The navigation buttons, arranged vertically.

$hbuttons

The navigation buttons, arranged horizontally.

$jscript

The javascript for keyboard navigation.

$image

Image pages only: The actual image.

$lbot

Image pages only: The text below the image, left.

$rbot

Image pages only: The text below the image, right.

$contents

Index pages only: The table with all the images for this page.

$tag

Journal pages only: The tag for this page.

$journal

Journal pages only: The journal for this page.

External style sheets

When 'album' is run with --extcss it will create a directory 'css' and, in this directory, the css style sheets for all types of pages that 'album' will generate. Existing files in this directory will not be overwritten, so it is safe to change the templates to your liking. When 'album' is run again to process images, it will use the external style sheets if they are available.

To obtain good results, the style sheets must match the formats. 'album' will try to verify this by reading the first line of the style sheets and the formats, and verify that it contains a version indication of the form

  ALBUM-FMT-VERSION: <major>.<minor>   (for formats)
  ALBUM-CSS-VERSION: <major>.<minor>   (for style sheets)

For all style sheet - format pairs, the major numbers must be the same.

Older versions of 'album' always created external style sheets. As a consequence, if you upgrade to the newer version, you'll get a fatal error the first time you run 'album'.

 *************************************************************************
 Existing style sheet ... is not compatible with this version.
 It has probably been created by an older version of this program, or it
 has been modified manually.

 If you did not change any style sheets, just remove the css directory and
 try again.

 If you did modify the style sheets move them away to a backup location,
 run the program with '--extcss', and apply your changes to the new style
 sheets.
 *************************************************************************

We apologise for the inconvenience.

Keyboard navigation

While browsing the album, some actions can be performed from the keyboard.

The Enter key will go to an enlarged version of the image, if available.

The Space key will advance to the next page.

The Backspace key will advance to the previous page.

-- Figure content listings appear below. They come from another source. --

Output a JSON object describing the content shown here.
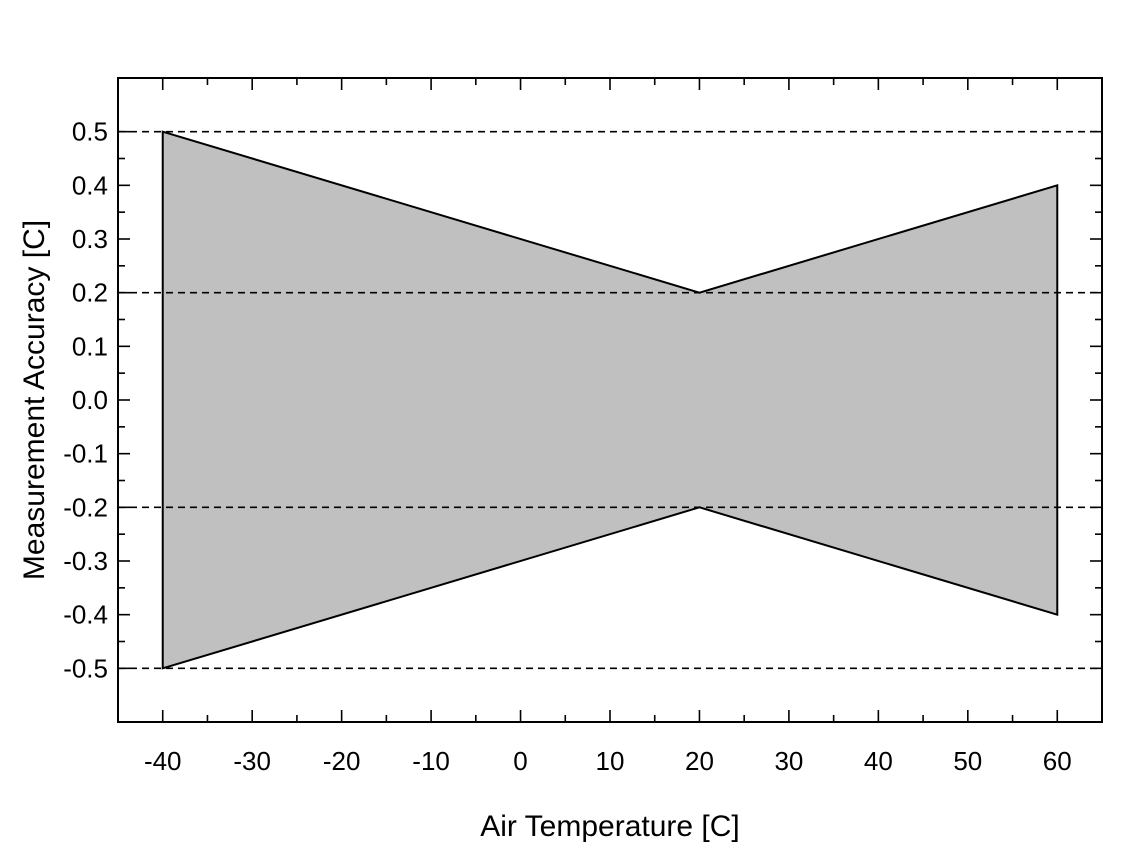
{
  "chart_data": {
    "type": "area",
    "title": "",
    "xlabel": "Air Temperature [C]",
    "ylabel": "Measurement Accuracy [C]",
    "xlim": [
      -45,
      65
    ],
    "ylim": [
      -0.6,
      0.6
    ],
    "xticks": [
      -40,
      -30,
      -20,
      -10,
      0,
      10,
      20,
      30,
      40,
      50,
      60
    ],
    "xtick_labels": [
      "-40",
      "-30",
      "-20",
      "-10",
      "0",
      "10",
      "20",
      "30",
      "40",
      "50",
      "60"
    ],
    "yticks": [
      0.5,
      0.4,
      0.3,
      0.2,
      0.1,
      0.0,
      -0.1,
      -0.2,
      -0.3,
      -0.4,
      -0.5
    ],
    "ytick_labels": [
      "0.5",
      "0.4",
      "0.3",
      "0.2",
      "0.1",
      "0.0",
      "-0.1",
      "-0.2",
      "-0.3",
      "-0.4",
      "-0.5"
    ],
    "series": [
      {
        "x": [
          -40,
          20,
          60
        ],
        "upper": [
          0.5,
          0.2,
          0.4
        ],
        "lower": [
          -0.5,
          -0.2,
          -0.4
        ]
      }
    ],
    "reference_lines_y": [
      0.5,
      0.2,
      -0.2,
      -0.5
    ],
    "fill_color": "#c0c0c0",
    "line_color": "#000000",
    "grid": false,
    "legend": "none"
  }
}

Key d will go to the index page.

Key u will go up, i.e., the reverse of the Enter key.

Key j will go to the journal entry of the current image.

Additional notes

The --clobber command line option will force regeneration of all medium and thumbnail images, and HTML pages. It will not force re-import of the 'large' images. To completely rebuild everything save info.dat, remove all the files in the album directory (including .cache), restore info.dat and re-run the 'album' program.

The digital camera import is designed for cameras that adhere to the ISO DCF standard. Handling of MPG movies and voice images is probably specific for my Sony DSC-V1.

When importing images from different camera's, there's an extremely small chance that the EXIF information would lead to identical file names. This can only happen if the pictures were taken at the exact same time (according to the camera's notion of time!), and have the same internal sequence number.

When parsing info.dat, Album treats anything up to a known file name extension to be part of the file name. In general, this means that you can safely enter file names with whitespace and other uglyness.

Known file name extensions are jpg, jpeg, png, and gif for images, mpg, mpeg, mov, and avi for movies, and html and htm for links.

AUTHOR AND CREDITS ^

Johan Vromans (jvromans@squirrel.nl) wrote this module.

COPYRIGHT AND DISCLAIMER ^

This program is Copyright 2004,2007 by Squirrel Consultancy. All rights reserved.

This program is free software; you can redistribute it and/or modify it under the terms of either: a) the GNU General Public License as published by the Free Software Foundation; either version 1, or (at your option) any later version, or b) the "Artistic License" which comes with Perl.

This program is distributed in the hope that it will be useful, but WITHOUT ANY WARRANTY; without even the implied warranty of MERCHANTABILITY or FITNESS FOR A PARTICULAR PURPOSE. See either the GNU General Public License or the Artistic License for more details.